Definition. A function $$f: \mathbb{R}^{n} \to \mathbb{R}$$ is $$p$$-homogeneous if $$f(\lambda x) = \lambda^{p}f(x)$$ for all $$\lambda > 0$$ and for all $$x \in \mathbb{R}^{n}$$.

Proposition. A function differentiable $$f:\mathbb{R}^{n} \to \mathbb{R}$$ is $$p$$-homogeneous if only if $$\langle x:\nabla f(x) \rangle = pf(x)$$.

Proof. Take with the function $$\varphi: (0,\infty) \to \mathbb{R}$$ defined by $$\varphi(s) = f(sx) = s^{p}f(x)$$. "$$\Longrightarrow$$" is direct. For converse, try to show $$s\varphi'(s) - p\varphi(s) = 0$$ and multiplie by $$s^{-p-1}$$.

In your case, the function is $$1$$-homogeneous.

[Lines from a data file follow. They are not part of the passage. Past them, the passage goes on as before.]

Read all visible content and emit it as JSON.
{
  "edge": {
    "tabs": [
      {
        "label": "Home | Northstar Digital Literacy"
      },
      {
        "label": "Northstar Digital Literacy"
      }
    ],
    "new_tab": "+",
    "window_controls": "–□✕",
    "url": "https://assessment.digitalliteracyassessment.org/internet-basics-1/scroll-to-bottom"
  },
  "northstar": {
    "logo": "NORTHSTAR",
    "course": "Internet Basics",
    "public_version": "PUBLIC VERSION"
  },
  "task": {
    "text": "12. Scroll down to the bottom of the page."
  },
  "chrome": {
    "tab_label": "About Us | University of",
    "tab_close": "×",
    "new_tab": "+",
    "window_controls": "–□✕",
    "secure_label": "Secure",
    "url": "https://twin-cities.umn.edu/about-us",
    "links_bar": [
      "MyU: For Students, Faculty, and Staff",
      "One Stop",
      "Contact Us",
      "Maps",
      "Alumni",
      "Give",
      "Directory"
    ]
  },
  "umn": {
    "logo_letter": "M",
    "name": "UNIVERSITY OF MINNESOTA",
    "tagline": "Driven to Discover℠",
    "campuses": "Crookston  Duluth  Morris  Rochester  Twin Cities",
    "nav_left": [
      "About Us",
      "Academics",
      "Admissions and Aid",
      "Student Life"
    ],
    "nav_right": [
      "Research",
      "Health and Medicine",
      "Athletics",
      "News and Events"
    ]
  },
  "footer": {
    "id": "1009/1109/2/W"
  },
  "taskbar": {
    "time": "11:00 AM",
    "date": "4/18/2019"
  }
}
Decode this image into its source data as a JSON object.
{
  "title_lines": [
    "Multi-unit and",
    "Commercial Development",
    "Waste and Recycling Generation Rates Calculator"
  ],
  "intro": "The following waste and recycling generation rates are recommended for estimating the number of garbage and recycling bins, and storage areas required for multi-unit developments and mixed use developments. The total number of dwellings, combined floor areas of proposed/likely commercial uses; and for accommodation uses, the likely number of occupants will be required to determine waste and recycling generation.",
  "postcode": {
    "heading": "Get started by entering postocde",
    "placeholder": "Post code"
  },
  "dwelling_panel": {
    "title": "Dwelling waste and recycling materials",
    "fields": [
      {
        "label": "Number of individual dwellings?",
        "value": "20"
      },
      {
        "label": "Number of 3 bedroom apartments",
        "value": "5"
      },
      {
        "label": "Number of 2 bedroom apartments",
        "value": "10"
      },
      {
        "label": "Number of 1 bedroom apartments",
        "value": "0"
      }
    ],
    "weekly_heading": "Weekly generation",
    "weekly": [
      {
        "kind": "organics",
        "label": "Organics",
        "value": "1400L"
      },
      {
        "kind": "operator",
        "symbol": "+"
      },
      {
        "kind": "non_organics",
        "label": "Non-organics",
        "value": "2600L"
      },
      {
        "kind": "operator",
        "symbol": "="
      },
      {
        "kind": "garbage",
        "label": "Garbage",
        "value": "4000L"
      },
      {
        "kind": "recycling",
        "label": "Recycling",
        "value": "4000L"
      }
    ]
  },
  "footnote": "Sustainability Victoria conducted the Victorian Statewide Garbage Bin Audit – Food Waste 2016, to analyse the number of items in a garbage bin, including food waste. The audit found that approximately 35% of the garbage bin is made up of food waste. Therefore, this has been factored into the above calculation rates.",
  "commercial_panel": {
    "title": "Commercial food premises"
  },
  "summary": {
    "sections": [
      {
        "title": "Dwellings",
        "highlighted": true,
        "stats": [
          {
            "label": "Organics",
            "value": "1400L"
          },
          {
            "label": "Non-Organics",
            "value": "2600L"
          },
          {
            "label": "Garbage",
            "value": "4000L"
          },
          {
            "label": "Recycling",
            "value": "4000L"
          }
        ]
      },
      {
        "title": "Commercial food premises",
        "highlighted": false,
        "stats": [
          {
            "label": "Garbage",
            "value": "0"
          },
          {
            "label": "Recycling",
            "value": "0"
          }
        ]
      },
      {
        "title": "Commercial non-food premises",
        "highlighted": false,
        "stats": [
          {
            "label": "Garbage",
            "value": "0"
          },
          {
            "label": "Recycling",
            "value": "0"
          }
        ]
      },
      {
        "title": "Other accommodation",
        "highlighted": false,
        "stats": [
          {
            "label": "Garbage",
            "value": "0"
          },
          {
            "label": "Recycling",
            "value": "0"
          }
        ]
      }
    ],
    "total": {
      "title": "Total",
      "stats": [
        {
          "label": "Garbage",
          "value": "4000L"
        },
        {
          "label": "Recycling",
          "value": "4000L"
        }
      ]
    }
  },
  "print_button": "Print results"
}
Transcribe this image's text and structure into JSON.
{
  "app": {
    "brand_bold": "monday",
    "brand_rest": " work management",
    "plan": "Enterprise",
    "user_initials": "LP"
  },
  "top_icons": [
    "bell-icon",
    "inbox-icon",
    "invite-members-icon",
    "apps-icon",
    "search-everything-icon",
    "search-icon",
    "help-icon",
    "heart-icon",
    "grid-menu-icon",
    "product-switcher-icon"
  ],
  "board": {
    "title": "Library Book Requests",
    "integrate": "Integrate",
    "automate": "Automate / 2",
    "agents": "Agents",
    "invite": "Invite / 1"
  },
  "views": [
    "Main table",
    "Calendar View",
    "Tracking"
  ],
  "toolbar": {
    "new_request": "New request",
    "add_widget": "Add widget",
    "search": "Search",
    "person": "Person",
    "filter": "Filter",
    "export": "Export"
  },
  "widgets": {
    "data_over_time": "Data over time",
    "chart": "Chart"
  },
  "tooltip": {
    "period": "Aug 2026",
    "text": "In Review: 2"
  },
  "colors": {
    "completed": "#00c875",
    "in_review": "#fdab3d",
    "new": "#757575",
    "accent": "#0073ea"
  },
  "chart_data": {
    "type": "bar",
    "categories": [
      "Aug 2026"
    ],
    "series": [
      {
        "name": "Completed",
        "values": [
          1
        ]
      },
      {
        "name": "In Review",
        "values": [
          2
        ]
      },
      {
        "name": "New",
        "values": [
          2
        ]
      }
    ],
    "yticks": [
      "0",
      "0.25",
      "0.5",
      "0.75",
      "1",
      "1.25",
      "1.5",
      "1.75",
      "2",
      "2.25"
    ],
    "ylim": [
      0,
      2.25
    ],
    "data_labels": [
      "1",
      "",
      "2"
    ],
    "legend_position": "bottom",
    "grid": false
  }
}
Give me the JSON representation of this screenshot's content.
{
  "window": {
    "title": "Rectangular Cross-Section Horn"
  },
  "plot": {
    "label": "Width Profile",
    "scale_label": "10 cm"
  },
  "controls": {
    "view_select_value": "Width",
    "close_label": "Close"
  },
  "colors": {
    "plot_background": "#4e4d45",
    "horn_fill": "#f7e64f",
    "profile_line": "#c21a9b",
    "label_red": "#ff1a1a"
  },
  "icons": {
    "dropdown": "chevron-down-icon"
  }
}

• +1 This is a good answer that avoids requiring that $f$ be continuously differentiable. I will just say I think the argument could be better presented (readability). Aug 16, 2018 at 3:25

We have $f(0) = f(0 \cdot 0) = 0 f(0) = 0$ (one of the $0$s is the scalar $0$, the other is the origin).

Pick $x$ and let $\phi(t) = f(tx)$. Note that $\phi'(0) = f'(0) x = f(x)$. Hence $f(x) = f'(0) x$, which is linear.